In the letter, activists say the LAPD “became the most murderous … in the nation with 45 officer-involved shootings and in-custody deaths in 2017.”
And the activists slam Beck for “cronyism” that cost taxpayers, “brazen ongoing disrespect for community members, especially black community members,” and for leading a department that targeted black drivers more frequently than white drivers.
Beck dismissed that criticism on Friday, saying the job “comes with detractors” and he would and has pushed for prosecution of “individuals who have broken the law while wearing the uniform.”
Beck also noted the South Bureau, a police district with a primarily black population, saw its murder clearance rate rise to be the highest in the city while he was chief.
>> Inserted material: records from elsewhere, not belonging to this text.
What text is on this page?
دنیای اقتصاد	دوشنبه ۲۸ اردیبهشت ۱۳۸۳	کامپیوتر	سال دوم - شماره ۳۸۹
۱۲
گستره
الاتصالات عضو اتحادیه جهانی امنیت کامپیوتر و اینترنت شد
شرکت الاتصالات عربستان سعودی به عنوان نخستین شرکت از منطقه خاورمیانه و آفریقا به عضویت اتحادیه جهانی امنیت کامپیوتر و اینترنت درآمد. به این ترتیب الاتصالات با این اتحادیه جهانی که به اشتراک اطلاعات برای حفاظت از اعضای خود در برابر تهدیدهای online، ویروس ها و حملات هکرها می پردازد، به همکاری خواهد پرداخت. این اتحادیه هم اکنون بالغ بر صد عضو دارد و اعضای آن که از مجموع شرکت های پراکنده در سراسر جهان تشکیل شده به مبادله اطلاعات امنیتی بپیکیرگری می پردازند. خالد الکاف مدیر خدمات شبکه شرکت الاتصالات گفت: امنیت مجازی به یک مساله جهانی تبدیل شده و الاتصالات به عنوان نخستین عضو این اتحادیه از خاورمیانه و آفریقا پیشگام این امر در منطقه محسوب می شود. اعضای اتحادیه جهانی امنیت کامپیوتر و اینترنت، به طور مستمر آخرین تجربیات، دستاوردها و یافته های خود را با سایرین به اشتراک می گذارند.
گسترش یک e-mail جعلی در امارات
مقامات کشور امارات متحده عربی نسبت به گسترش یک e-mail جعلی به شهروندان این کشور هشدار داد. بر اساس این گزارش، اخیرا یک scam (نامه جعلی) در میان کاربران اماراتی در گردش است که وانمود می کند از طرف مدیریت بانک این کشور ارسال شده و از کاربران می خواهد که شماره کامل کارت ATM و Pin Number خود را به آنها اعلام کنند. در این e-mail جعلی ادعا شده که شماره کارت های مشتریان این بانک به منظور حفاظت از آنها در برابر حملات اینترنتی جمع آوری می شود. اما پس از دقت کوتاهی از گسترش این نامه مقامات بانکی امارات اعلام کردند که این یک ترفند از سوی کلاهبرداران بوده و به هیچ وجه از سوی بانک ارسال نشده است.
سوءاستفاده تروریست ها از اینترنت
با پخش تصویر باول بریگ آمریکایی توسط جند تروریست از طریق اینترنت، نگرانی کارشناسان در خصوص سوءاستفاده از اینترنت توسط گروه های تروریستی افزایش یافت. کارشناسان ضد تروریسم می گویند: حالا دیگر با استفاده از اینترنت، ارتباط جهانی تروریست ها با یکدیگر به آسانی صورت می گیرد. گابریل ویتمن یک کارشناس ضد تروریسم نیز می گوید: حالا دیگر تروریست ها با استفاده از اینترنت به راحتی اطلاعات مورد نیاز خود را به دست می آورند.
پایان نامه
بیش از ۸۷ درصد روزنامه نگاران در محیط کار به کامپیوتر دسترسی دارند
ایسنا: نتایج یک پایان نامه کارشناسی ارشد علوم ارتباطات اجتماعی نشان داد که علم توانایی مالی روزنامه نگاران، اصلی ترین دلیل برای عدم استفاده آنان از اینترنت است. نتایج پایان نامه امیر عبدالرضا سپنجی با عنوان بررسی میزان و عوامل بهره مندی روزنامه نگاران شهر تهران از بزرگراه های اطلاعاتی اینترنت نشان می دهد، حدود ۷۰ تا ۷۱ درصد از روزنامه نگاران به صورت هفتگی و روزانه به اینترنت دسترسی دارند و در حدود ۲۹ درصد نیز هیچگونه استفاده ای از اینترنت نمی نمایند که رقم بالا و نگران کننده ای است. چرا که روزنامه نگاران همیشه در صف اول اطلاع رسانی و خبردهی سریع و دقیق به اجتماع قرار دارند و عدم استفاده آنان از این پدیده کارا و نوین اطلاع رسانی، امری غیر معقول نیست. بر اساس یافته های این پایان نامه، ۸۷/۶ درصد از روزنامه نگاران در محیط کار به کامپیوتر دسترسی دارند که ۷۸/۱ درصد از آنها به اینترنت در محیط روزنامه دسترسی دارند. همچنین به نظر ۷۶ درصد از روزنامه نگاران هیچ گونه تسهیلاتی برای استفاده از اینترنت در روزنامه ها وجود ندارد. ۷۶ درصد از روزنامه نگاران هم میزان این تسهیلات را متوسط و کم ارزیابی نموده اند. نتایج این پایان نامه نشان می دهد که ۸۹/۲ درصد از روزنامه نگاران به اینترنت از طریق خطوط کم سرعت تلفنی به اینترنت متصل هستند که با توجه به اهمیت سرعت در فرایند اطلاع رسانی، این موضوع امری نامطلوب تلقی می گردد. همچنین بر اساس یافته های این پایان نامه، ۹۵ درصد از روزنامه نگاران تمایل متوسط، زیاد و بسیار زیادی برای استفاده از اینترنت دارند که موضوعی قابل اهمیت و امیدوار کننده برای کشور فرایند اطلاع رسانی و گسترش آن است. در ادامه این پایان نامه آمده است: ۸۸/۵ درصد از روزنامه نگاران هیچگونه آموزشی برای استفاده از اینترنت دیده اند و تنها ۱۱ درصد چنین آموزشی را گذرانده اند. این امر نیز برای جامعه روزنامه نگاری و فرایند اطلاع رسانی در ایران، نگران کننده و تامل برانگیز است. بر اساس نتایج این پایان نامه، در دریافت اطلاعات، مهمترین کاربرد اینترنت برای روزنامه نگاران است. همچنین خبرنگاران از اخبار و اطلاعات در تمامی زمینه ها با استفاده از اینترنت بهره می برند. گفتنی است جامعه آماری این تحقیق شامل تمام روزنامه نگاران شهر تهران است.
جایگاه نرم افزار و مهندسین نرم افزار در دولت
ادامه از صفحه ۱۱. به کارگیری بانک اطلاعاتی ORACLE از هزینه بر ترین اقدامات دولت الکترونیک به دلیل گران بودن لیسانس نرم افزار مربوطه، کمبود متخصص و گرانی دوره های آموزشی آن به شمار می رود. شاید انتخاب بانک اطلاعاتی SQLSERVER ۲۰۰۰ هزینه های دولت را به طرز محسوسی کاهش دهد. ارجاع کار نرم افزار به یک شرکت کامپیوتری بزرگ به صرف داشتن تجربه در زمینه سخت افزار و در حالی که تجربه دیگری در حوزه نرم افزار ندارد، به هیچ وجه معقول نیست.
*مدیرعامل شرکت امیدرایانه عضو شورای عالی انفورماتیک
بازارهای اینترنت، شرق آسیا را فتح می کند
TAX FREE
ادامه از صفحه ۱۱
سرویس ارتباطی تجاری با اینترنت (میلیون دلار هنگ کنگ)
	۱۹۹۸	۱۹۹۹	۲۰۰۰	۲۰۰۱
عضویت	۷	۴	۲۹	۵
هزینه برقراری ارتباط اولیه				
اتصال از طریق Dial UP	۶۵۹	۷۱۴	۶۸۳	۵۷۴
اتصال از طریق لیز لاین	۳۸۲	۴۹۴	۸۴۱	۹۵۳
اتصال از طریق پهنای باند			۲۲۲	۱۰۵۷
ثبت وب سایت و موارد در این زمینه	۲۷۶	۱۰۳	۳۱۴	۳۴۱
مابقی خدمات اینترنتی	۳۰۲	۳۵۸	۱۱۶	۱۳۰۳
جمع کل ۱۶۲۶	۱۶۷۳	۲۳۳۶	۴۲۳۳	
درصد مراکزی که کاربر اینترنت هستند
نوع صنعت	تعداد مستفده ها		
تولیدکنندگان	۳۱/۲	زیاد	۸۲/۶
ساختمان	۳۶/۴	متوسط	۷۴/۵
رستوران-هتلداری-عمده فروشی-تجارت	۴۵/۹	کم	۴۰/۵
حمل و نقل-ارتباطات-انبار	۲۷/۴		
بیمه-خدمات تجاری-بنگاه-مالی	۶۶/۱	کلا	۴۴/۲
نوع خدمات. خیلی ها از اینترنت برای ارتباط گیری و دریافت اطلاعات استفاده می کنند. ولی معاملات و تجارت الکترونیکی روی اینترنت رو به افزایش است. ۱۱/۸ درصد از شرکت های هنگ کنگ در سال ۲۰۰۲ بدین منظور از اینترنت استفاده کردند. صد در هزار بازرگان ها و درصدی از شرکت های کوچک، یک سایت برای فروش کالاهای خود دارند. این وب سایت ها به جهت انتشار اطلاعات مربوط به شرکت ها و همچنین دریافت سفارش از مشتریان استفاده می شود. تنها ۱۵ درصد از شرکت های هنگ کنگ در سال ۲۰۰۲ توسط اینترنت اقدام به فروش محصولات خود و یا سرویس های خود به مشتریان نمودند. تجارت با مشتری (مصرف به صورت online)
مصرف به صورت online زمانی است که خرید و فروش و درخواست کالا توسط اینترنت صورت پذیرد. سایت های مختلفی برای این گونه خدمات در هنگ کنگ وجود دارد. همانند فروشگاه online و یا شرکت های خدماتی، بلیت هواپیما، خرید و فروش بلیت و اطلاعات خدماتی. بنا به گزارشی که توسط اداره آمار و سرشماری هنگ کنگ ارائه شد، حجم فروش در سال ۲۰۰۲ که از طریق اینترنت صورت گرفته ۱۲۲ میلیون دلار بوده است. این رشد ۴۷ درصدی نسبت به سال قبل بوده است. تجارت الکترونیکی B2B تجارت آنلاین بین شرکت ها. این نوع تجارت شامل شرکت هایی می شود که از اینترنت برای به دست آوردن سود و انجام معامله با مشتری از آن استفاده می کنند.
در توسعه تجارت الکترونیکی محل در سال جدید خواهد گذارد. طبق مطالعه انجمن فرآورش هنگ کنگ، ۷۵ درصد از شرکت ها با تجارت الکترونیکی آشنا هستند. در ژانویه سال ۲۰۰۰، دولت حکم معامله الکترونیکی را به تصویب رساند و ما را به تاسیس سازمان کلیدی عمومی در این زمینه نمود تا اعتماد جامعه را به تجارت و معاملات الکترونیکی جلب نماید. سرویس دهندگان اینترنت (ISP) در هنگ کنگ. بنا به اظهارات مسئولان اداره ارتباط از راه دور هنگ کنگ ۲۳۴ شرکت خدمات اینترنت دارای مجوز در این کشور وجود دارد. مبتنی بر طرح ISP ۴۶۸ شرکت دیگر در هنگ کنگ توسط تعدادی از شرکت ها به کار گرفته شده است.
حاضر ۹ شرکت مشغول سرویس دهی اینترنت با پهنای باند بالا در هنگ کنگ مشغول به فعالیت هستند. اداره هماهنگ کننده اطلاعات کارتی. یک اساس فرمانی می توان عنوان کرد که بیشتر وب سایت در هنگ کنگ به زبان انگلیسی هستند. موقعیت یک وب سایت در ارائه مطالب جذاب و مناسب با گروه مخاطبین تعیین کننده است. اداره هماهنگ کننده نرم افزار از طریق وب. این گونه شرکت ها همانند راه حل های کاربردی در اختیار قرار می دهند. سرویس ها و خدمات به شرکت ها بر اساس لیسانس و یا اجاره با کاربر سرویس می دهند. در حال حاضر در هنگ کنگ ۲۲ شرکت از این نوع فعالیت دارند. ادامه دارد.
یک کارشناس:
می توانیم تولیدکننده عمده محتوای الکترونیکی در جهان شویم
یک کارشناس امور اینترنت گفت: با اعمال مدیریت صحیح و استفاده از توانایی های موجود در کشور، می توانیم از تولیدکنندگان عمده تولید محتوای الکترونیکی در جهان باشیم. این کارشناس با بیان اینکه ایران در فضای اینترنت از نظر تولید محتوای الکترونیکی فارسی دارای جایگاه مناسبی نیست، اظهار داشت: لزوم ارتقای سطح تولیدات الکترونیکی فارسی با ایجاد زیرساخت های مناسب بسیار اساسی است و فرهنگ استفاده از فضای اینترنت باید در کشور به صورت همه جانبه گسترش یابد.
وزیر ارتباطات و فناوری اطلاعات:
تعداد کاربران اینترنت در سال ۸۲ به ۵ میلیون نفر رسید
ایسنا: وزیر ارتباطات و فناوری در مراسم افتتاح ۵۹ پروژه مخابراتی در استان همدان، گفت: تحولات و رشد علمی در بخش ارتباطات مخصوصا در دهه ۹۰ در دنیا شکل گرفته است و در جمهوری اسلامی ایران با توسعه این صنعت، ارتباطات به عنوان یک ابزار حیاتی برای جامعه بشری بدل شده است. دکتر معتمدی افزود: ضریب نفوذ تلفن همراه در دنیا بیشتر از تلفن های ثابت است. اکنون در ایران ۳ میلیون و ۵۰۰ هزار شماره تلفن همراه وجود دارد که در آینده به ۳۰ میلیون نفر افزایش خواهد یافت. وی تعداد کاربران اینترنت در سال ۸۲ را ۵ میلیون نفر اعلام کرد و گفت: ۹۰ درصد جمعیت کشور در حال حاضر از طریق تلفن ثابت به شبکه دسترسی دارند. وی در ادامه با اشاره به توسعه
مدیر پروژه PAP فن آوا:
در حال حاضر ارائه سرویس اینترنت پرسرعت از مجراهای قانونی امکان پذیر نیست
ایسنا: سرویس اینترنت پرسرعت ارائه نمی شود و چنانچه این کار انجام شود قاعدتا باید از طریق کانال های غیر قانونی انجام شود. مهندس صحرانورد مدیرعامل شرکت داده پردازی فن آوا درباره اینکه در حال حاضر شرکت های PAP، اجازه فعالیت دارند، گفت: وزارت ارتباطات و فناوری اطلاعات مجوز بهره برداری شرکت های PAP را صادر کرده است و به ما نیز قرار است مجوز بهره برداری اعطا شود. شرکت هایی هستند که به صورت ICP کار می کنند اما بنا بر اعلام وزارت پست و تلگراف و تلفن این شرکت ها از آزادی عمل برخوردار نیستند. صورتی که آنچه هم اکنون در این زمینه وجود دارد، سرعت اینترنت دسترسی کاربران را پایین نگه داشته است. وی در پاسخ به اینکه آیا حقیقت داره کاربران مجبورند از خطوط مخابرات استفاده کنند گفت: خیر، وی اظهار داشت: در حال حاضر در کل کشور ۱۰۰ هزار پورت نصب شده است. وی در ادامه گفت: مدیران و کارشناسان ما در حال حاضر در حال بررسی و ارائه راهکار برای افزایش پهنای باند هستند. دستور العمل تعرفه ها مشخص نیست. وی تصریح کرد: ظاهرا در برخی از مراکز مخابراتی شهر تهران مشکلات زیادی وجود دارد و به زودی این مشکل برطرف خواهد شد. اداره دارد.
“That shows a level of cooperation that is caused by trust,” said Beck, who got his start in the South Bureau. “What I think my legacy is in that community is making it safer and bringing together residents and the police as a partnership. And I stand by that.”
Beck will now lead Chicago’s police department while the Police Board looks for candidates for a permanent superintendent.
The Police Board said it will reach out to multiple stakeholders, including community members, as it seeks a new superintendent.